On voit aussi qu'une prime sur la coopération, bien que beaucoup plus coûteuse est moins efficace (dans l'exemple ci dessus on met en place une taxe de 1000, qu'il ne sera probablement jamais nécessaire de recouvrir, dans l'exemple ci dessous on voit que pour être efficace la subvention devrait être de 1000 000) :

Gain de A / Gain d un des autres / Gain cumulé des autres

Tous les autres trahissent

Tous les autres coopèrent

A trahit

-1000 / -1010 / -1010 000

1000 / 0 / 0

A coopère

-1990 / -1000 / -1000 000

10 / 10 / 10 000

Bien qu'on l'oublie souvent, et les politiques les premiers, en ne voyant que leur aspect de ressource financière, la fonction principale des taxes, impôts et cotisations sociales est justement celle là: réinternaliser les coûts, non pour financer mais pour inciter.

Bien sûr les valeurs dans la matrice de gains ne sont pas forcément des montants monétaires. Ils relèvent plutôt des catégories bonheur, qualité de vie, etc. Heureusement, souvent, une matrice duale de gains, financiers ceux là, a les mêmes effets sur les comportements et est plus facile à modifier parce que plus consensuelle.

Bien sûr, déterminer quelles sont les situations qui relèvent d'un dilemme du prisonnier, quel est le coût pour chacun et la valeur pour chacun d'un bien collectif, et, même, qui est chacun (doit on prendre en compte les générations à venir pour calculer la valeur d'une ressource non renouvelable ?), relève d'un choix de société.

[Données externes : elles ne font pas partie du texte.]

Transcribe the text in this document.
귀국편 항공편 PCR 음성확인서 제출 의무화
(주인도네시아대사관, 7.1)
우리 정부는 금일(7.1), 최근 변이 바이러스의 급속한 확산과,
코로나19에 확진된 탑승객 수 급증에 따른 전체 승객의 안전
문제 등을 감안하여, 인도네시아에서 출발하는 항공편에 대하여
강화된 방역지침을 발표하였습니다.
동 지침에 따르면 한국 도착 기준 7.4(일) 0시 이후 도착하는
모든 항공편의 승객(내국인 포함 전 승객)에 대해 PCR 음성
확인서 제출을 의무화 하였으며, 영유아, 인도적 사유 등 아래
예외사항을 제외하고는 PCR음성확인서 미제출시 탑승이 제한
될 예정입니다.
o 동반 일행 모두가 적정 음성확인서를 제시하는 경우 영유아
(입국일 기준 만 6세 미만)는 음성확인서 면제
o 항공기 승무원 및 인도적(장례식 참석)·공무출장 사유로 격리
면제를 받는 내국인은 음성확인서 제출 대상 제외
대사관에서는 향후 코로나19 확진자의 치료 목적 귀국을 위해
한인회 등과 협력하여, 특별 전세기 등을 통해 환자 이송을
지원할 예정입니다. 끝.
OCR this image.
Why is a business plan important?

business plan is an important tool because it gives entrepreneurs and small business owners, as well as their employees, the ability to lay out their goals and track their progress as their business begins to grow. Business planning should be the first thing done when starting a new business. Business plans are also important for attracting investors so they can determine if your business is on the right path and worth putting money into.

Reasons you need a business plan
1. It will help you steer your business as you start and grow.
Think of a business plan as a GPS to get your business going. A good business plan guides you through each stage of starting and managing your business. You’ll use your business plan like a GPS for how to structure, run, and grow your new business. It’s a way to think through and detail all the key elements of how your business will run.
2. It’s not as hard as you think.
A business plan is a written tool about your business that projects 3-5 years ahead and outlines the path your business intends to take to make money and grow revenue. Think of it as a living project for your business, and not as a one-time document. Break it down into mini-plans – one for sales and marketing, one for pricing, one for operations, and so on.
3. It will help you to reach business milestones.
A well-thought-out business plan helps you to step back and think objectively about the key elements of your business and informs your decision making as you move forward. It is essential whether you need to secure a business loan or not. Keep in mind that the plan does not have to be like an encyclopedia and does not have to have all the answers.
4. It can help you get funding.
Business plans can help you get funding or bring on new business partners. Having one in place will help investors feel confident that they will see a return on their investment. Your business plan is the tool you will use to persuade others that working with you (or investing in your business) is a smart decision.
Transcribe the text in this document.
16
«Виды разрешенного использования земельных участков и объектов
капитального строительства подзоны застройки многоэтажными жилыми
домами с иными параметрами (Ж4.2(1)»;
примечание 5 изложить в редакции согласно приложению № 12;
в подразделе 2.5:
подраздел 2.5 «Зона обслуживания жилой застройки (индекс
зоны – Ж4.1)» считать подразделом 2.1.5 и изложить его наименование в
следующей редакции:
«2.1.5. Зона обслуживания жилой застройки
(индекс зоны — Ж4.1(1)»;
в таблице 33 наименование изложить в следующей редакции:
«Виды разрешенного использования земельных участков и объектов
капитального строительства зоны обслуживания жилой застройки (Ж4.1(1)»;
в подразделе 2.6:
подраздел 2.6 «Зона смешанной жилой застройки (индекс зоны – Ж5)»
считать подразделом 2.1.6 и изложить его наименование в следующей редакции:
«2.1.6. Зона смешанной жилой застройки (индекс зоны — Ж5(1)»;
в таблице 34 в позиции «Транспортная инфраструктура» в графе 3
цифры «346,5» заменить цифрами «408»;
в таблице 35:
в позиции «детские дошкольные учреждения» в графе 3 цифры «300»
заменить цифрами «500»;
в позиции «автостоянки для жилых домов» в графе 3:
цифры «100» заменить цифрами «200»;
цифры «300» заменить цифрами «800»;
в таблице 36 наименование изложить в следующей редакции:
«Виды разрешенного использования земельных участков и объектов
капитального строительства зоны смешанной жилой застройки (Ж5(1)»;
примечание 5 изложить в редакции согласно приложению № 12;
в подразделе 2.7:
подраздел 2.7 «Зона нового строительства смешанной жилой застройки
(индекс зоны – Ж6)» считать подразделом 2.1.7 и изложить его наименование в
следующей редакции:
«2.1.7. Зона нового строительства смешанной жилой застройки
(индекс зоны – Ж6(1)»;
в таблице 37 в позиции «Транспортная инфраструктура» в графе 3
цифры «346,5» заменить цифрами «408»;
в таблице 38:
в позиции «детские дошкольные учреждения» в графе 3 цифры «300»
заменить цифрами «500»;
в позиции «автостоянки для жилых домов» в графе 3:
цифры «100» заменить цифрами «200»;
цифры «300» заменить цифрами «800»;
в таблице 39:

Bien sûr, seul l'état peut mettre en oeuvre ce choix de société en imposant la modification des matrices de gain qui incitera l'égoïsme de chacun à travailler pour le bien de tous. C'est même sa seule fonction. En particulier le choix de société lui-même est à faire par nous tous, habitants du vaisseau spatial Terre, et pas par une structure administrative, quelle qu'elle soit.